No More Hip-Hop Sequels!

“Kill the track, annihilate the sequel”   – Dilated Peoples   People, people, people.   Something needs to change.   Quickly.   This year, we have seen a dangerous trend overtake our genre and upend it into near oblivion. A trend that seems to grow with each passing month. A trend that may cause the […]
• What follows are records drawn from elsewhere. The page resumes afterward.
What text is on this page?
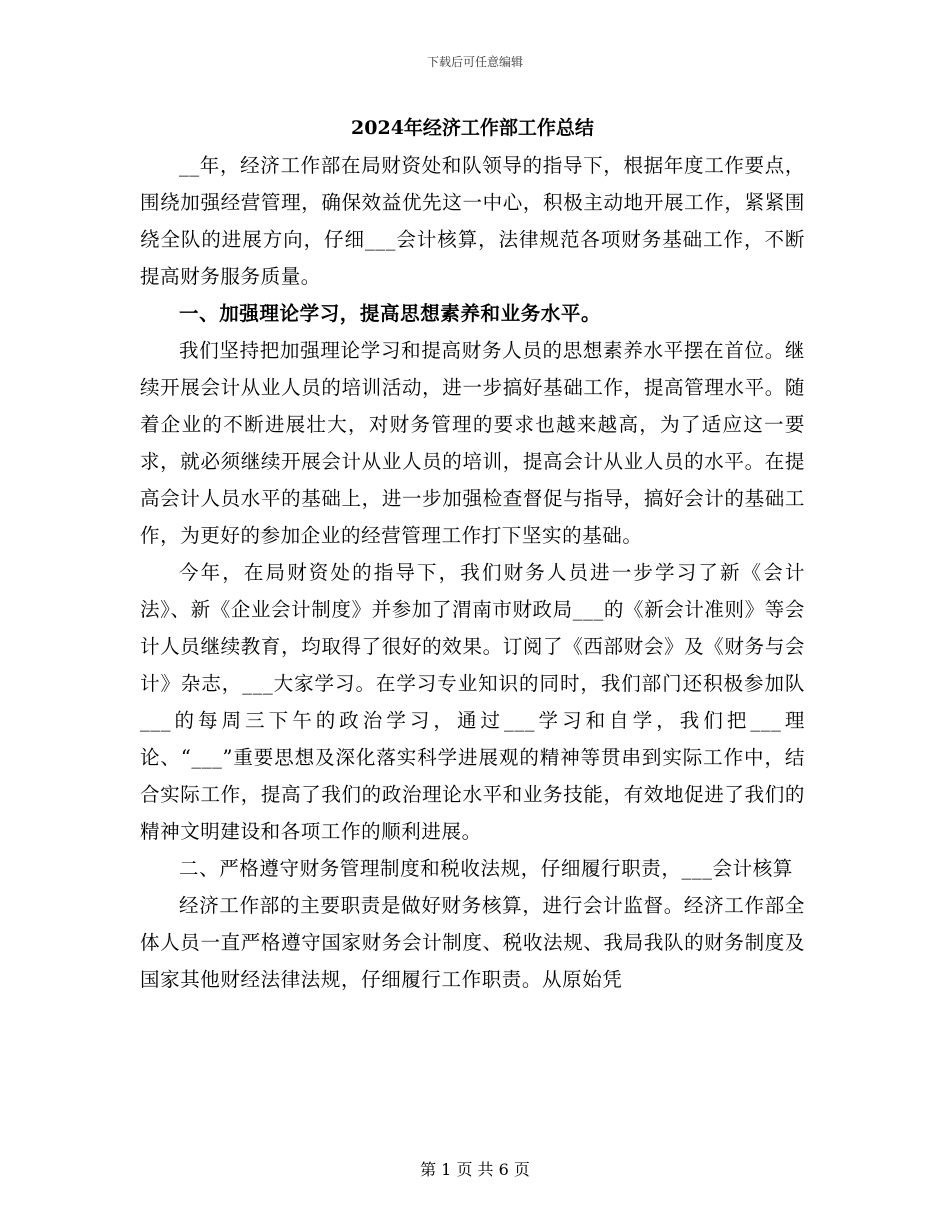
下载后可任意编辑
2024年经济工作部工作总结

__年，经济工作部在局财资处和队领导的指导下，根据年度工作要点，围绕加强经营管理，确保效益优先这一中心，积极主动地开展工作，紧紧围绕全队的进展方向，仔细___会计核算，法律规范各项财务基础工作，不断提高财务服务质量。

一、加强理论学习，提高思想素养和业务水平。

我们坚持把加强理论学习和提高财务人员的思想素养水平摆在首位。继续开展会计从业人员的培训活动，进一步搞好基础工作，提高管理水平。随着企业的不断进展壮大，对财务管理的要求也越来越高，为了适应这一要求，就必须继续开展会计从业人员的培训，提高会计从业人员的水平。在提高会计人员水平的基础上，进一步加强检查督促与指导，搞好会计的基础工作，为更好的参加企业的经营管理工作打下坚实的基础。

今年，在局财资处的指导下，我们财务人员进一步学习了新《会计法》、新《企业会计制度》并参加了渭南市财政局___的《新会计准则》等会计人员继续教育，均取得了很好的效果。订阅了《西部财会》及《财务与会计》杂志，___大家学习。在学习专业知识的同时，我们部门还积极参加队___的每周三下午的政治学习，通过___学习和自学，我们把___理论、“___”重要思想及深化落实科学进展观的精神等贯串到实际工作中，结合实际工作，提高了我们的政治理论水平和业务技能，有效地促进了我们的精神文明建设和各项工作的顺利进展。

二、严格遵守财务管理制度和税收法规，仔细履行职责，___会计核算

经济工作部的主要职责是做好财务核算，进行会计监督。经济工作部全体人员一直严格遵守国家财务会计制度、税收法规、我局我队的财务制度及国家其他财经法律法规，仔细履行工作职责。从原始凭

第 1 页 共 6 页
“Kill the track, annihilate the sequel”

 

– Dilated Peoples

 

People, people, people.

 

Something needs to change.

 

Quickly.

 

This year, we have seen a dangerous trend overtake our genre and upend it into near oblivion. A trend that seems to grow with each passing month. A trend that may cause the very existence of the genre to be in peril.

Auto-tune?

 

Naw. That’ll hopefully continue its steady decline—thanks “D.O.A.”—until it goes the way of hip-house.

 

It’s the ever-growing album sequel phenomenon. It hasn’t reached fever pitch yet but you can feel the lava bubbles getting bigger and bigger. It’s time to cut this off now, though, before the volcano explodes.

 

You can argue the trend started a decade ago with Dre’s 2001, the follow-up to 1992’s classic The Chronic. Hell, you could argue that EPMD has made a career out of it with their Business series, but they at least always switched up the title a bit.

 

One look at this season’s releases confirms our worst fears: Raekwon’s Only Built 4 Cuban Linx…Pt II, Fat Joe’s Jealous One’s Still Envy 2, Canibus’ Rip The Jacker II, N.O.R.E.’s S.O.R.E. (which just looks weird) and, of course, the granddaddy: Jay-Z’s Blueprint 3. (Lil Wayne, no stranger to sequels is currently prepping Tha Carter IV for release next year.)

 

Why do rappers do it? The obvious reason, of course, is to try to capitalize on their biggest record by instantly tying their new project to an already established classic. But there’s a flipside: by equating your latest album with said classic, you’re immediately telling people, “Please, compare these two albums and hold my latest to a higher (usually unachievable) standard than you would just on a cold listen.” To be fair, most listeners use an artist’s classic as an established guidepost consciously or not (“It’s dope, but it’s nothing like so and so”), but to explicitly instill that point can only be detrimental for the artist and, worse, marginalize all of their other works. (Sometimes justifiably. Immobilarity, anyone?)

 

Don’t get it twisted: this has nothing to do with the quality of the albums themselves. Chef put out one of the best hip-hop albums of the year and Jay-Z? Well, at least the first half was solid. Interestingly, Raekwon’s new one at least sounds similar to the original, while Jay-Z’s latest is the polar opposite to 2001’s The Bluperint. Either way, though, it’s a bizarre trend that, when you think about it, makes absolutely zero sense. In movies, sequels are continuations to a character’s development or plot. Even if you’ve never seen Rocky II, you probably have a pretty good idea that it will be somehow, someway connected to a guy named Rocky. (See Eminem’s upcoming Relapse 2, which uses tracks from the same sessions as the original, for an appropriate use of the sequel.)

 

But music is not cinema. What the hell does The Blueprint 3—sonically, lyrically, thematically—have anything to do with The Blueprint or The Blueprint 2? Had Jay-Z released this album under a different name, there’s no doubt that its already tepid ratings would have at least marginally increased, as at least a certain amount of reviewers and listeners wouldn’t immediately conjure the success of the original and/or the failure of its successor.

 

Which leads us to the absolute nadir of the trend: the sequel of the sequel. Fat Joe dropped Jealous One’s Still Envy 2 (J.O.S.E. 2), the sequel to 2001’s Jealous One’s Still Envy (J.O.S.E.), which itself was a sequel to 1995’s classic Jealous One’s Envy. Emcees can spit all they want about how this or that album is a “continuation” or “progression” and how they’re “getting back to their roots and finding their hunger again,” but to me, this just signals laziness to me. You can’t just put the word “Still” in a title, pick up the check and call it a day if you want to be considered a true artist. Granted, hot music is hot music no matter what the album title is called, but where is the line? Still Jealous One’s Still Envy 3? Still Jealous Still One’s Still Envy 4? Joey Crack is certainly far from the only artist to employ this trick, but you get the idea.

 

What’s next? Tribe Called Quest’s Marauding After Midnight? KRS-One’s Return of Return of the Boom Bap? Common’s Re-resurrection? The Roots’ You Want More? LL Cool J’s Biggerer and Defferer?

 

Consider this a call to arms for the good of the genre. I know artists want to cling to their classics and try to revive them at any opportunity. That’s understandable. But it’s also the easy way out. And once the slippery slope begins, the creativity of all of us falls off the cliff.